With increasing numbers of employees working in overseas offices, or even working abroad remotely for employers based in Great Britain, the issue of whether overseas employees can access UK employment rights is becoming more and more significant. To bring an unfair dismissal claim against their employer, an employee will need to demonstrate a “sufficiently strong” connection to Great Britain to make it appropriate for a UK employment tribunal to hear their claim.

A number of recent cases have shed further light on this test. The courts will decide if this connection exists  by carefully considering all of the  features surrounding the individual’s employment, particularly whether the employee’s work serves  the overseas or domestic part of the business. It has recently been confirmed that overseas  employees seeking to bring whistleblowing claims must similarly establish that they have a  “sufficiently strong” connection to Great Britain.

Recent important decisions

Three cases have recently confirmed and expanded on the “sufficiently strong” connection test. It  is now clear that there is no single factor which will dictate whether an overseas-based employee  has the requisite connection to Great Britain. In Creditsights Ltd. v Dhunna (2014), a British  national working in Dubai for a British subsidiary of a US company was dismissed for alleged gross  misconduct. He attempted to bring an unfair dismissal claim in Great Britain. The Court of Appeal confirmed  that establishing whether he had a sufficiently strong connection to Great Britain involved a  careful consideration of all the facts surrounding his employment.

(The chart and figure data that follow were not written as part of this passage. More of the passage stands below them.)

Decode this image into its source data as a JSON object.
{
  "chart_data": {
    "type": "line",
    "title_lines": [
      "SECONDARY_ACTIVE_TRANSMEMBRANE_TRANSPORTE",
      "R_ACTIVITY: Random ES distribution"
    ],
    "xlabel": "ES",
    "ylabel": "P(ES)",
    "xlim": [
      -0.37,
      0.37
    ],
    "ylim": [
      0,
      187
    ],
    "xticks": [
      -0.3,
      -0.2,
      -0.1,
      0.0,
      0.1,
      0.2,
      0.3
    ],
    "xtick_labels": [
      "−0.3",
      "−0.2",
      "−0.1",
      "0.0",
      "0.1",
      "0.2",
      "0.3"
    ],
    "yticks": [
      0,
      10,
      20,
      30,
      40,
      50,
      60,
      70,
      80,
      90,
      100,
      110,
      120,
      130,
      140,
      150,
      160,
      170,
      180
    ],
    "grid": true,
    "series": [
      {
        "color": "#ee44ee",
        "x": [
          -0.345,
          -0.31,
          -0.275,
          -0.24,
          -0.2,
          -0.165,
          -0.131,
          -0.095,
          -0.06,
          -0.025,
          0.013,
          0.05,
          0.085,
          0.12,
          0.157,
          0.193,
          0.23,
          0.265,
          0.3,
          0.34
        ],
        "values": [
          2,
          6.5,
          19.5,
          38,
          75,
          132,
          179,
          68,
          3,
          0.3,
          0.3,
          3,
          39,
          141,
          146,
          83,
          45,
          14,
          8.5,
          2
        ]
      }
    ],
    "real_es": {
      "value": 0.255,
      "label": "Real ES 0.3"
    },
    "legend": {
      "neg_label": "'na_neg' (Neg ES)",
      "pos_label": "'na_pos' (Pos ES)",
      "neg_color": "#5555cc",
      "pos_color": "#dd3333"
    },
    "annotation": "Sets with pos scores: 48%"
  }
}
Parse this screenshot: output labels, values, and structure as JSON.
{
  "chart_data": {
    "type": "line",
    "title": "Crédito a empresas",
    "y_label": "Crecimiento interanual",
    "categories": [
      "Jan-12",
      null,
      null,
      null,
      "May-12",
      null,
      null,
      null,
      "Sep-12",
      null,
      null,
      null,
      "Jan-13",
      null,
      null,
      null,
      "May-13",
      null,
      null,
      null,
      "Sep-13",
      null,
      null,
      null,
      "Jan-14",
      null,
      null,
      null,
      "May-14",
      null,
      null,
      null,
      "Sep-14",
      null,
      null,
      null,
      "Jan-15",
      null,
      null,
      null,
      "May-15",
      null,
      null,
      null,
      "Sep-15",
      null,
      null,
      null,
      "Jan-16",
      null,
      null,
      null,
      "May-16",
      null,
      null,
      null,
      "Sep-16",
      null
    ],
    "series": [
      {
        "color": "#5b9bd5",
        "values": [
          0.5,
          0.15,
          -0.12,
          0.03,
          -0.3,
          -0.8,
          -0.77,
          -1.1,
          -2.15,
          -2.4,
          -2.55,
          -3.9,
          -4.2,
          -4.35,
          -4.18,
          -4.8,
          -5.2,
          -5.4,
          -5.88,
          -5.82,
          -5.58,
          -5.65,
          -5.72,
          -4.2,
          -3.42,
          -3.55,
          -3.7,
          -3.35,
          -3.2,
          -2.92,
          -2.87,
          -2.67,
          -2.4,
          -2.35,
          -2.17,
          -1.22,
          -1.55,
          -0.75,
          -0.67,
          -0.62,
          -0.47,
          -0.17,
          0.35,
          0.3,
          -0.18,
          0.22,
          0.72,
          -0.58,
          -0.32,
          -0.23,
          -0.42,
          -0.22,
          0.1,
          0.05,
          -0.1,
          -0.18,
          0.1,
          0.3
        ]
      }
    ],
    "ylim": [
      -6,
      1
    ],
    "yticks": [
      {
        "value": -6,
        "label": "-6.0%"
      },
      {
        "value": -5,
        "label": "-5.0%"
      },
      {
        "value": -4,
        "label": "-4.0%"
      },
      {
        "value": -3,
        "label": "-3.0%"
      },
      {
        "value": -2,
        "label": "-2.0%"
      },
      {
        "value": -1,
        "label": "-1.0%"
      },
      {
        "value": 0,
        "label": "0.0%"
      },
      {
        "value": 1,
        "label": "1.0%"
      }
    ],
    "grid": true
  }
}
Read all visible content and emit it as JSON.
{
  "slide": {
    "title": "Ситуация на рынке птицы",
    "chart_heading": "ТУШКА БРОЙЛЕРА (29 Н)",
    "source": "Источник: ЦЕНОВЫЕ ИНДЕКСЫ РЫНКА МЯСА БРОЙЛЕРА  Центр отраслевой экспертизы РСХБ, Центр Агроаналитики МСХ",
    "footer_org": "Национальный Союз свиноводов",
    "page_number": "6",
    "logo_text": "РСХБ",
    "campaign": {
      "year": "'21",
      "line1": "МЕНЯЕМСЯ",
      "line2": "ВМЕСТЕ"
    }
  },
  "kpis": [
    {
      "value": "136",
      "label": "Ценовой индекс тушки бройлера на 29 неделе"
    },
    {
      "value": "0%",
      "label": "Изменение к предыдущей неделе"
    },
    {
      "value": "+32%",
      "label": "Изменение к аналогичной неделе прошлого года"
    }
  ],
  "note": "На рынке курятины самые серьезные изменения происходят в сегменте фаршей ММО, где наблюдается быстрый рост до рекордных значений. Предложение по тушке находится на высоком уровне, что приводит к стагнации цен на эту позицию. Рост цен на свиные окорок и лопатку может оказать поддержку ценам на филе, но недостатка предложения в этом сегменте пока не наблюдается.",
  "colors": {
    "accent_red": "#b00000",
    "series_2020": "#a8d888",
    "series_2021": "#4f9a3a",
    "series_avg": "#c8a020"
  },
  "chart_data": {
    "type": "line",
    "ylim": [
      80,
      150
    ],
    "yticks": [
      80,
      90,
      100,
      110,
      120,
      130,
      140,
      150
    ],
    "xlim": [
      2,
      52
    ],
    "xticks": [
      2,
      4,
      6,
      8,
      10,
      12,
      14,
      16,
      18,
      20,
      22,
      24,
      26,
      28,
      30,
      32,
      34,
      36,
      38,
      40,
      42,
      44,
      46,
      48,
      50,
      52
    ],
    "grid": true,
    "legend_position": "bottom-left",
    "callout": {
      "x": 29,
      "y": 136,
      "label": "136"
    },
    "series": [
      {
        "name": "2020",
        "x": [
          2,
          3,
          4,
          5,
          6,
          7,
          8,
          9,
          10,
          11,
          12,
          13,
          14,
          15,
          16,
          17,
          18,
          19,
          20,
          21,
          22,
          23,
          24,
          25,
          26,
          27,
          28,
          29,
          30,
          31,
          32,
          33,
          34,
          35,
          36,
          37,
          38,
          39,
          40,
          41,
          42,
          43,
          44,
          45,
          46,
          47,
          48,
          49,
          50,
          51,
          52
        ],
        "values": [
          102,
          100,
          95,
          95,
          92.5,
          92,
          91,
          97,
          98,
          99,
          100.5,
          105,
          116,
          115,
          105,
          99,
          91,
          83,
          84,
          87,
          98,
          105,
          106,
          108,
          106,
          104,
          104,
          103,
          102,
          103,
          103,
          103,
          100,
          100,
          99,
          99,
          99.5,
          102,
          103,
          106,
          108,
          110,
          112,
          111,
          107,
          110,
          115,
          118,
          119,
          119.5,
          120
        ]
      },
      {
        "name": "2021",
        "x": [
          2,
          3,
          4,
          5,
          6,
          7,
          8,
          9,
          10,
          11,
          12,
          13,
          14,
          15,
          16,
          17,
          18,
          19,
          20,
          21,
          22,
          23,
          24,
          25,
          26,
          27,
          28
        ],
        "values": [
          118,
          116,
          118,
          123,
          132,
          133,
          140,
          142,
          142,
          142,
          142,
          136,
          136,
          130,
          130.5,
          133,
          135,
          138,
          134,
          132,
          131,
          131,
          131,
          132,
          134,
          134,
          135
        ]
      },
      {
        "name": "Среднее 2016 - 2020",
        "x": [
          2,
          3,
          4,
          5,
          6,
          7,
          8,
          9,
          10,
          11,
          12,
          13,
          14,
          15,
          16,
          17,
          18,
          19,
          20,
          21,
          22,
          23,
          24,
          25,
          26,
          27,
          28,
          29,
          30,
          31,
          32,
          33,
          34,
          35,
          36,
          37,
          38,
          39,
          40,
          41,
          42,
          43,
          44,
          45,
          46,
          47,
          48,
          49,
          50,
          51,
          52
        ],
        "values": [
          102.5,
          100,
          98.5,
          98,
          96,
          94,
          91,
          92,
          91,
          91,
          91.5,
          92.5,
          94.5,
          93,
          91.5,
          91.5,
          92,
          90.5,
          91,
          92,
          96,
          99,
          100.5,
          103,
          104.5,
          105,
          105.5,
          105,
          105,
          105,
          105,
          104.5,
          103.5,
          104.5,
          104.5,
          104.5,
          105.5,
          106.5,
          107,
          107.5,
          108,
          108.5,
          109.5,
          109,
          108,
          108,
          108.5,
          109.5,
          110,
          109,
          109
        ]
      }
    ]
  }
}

The technical set up of the  overseas business, the location of the employee’s clients and the way the employee was being paid  were identified as pertinent to the extent of the employee’s “connection”.

This approach can have results which some employers may consider surprising: the courts have held that an employee living and working in Australia had  a close enough connection to Great Britain to bring a claim against  her employer. In Lodge v Dignity & Choice in Dying & Anor (2014), Mrs Lodge, an Australian citizen, worked as Head of Finance for a British charity under an  employment contract governed by English law. Initially based in their London offices, in December 2008 she returned to Australia for personal reasons but kept her  job, working remotely via a virtual private network. In June 2013 Mrs Lodge resigned and brought  constructive unfair dismissal and whistleblowing claims in England. The Employment Appeal Tribunal  (EAT) concluded, having considered all  of the features of her employment arrangement, that although she worked in Australia, all of her work was done for the benefit of her employer in  London. The EAT said it was immaterial that she was a “virtual employee”, not a “physical  employee”. Mrs Lodge was therefore allowed to bring her claim.

It has recently been made clear that the “sufficiently close connection” test will also apply to overseas employees attempting to bring whistleblowing claims.  The case of Smania v Standard Chartered Bank (2014) concerned an Italian living and working in  Singapore. His only connection to Great Britain was that his employer’s head office was in London.  He was dismissed, having made allegations of financial malpractice against his employer, and sought to bring a whistleblowing claim. The EAT found that it was equally important to establish a  sufficiently strong connection to Great Britain in claims for whistleblowing as in unfair dismissal  claims. It concluded that an employment tribunal here did not have jurisdiction in relation to a whistleblowing claim brought by an Italian  banker living and working in Singapore, because there was not a sufficient connection to the UK, and there was no basis for applying a looser test in whistleblowing cases.

What this means for employers

As more and more businesses adopt flexible and remote working, and with technological advancements  allowing more employees to work in overseas offices, employers should keep in mind that such  employees may still have recourse to employment rights before an employment tribunal in Great  Britain. As Lodge has demonstrated, this is the case irrespective of whether the employee is sent  abroad by their employer or chooses to go themselves.

It may seem counter-intuitive that in the case of Lodge, an employee who is physically so very far  removed from the UK can bring UK proceedings. However, the decision very much turned on its own  facts, focusing on the fact that there was no Australian business and the employee was wholly and  exclusively working for the UK business. If there had been an Australian group company to which the  employee had been contracted and had supplied even some services, the result in all likelihood  would not have been the same, even if they had primarily still been servicing the UK business. This  highlights how very fact- sensitive a question it is whether there is a sufficiently close  connection to Great Britain. The courts will decide whether an employee can bring a claim on a case-by-case basis, carefully considering all of the  facts surrounding the employment set-up.

Employers should therefore think carefully about the arrangements that they have in place for employees working abroad, giving particular consideration  to the part of the business an employee is working for. A key consideration is whether the employee  works for the benefit of a part of the business based in Great Britain  or abroad. It doubtless  does not make sense to let the employment jurisdictional issues dictate the working patterns that  are adopted – that would be to let the tail wag the dog – but it is important to be conscious of  the potential for employees to claim UK jurisdiction in these circumstances and there may be ways of contracting with expats/remote workers which improve the  employer’s position. As the Smania decision confirms, there is a point at which the UK tribunals  will draw the line and refuse to assume jurisdiction.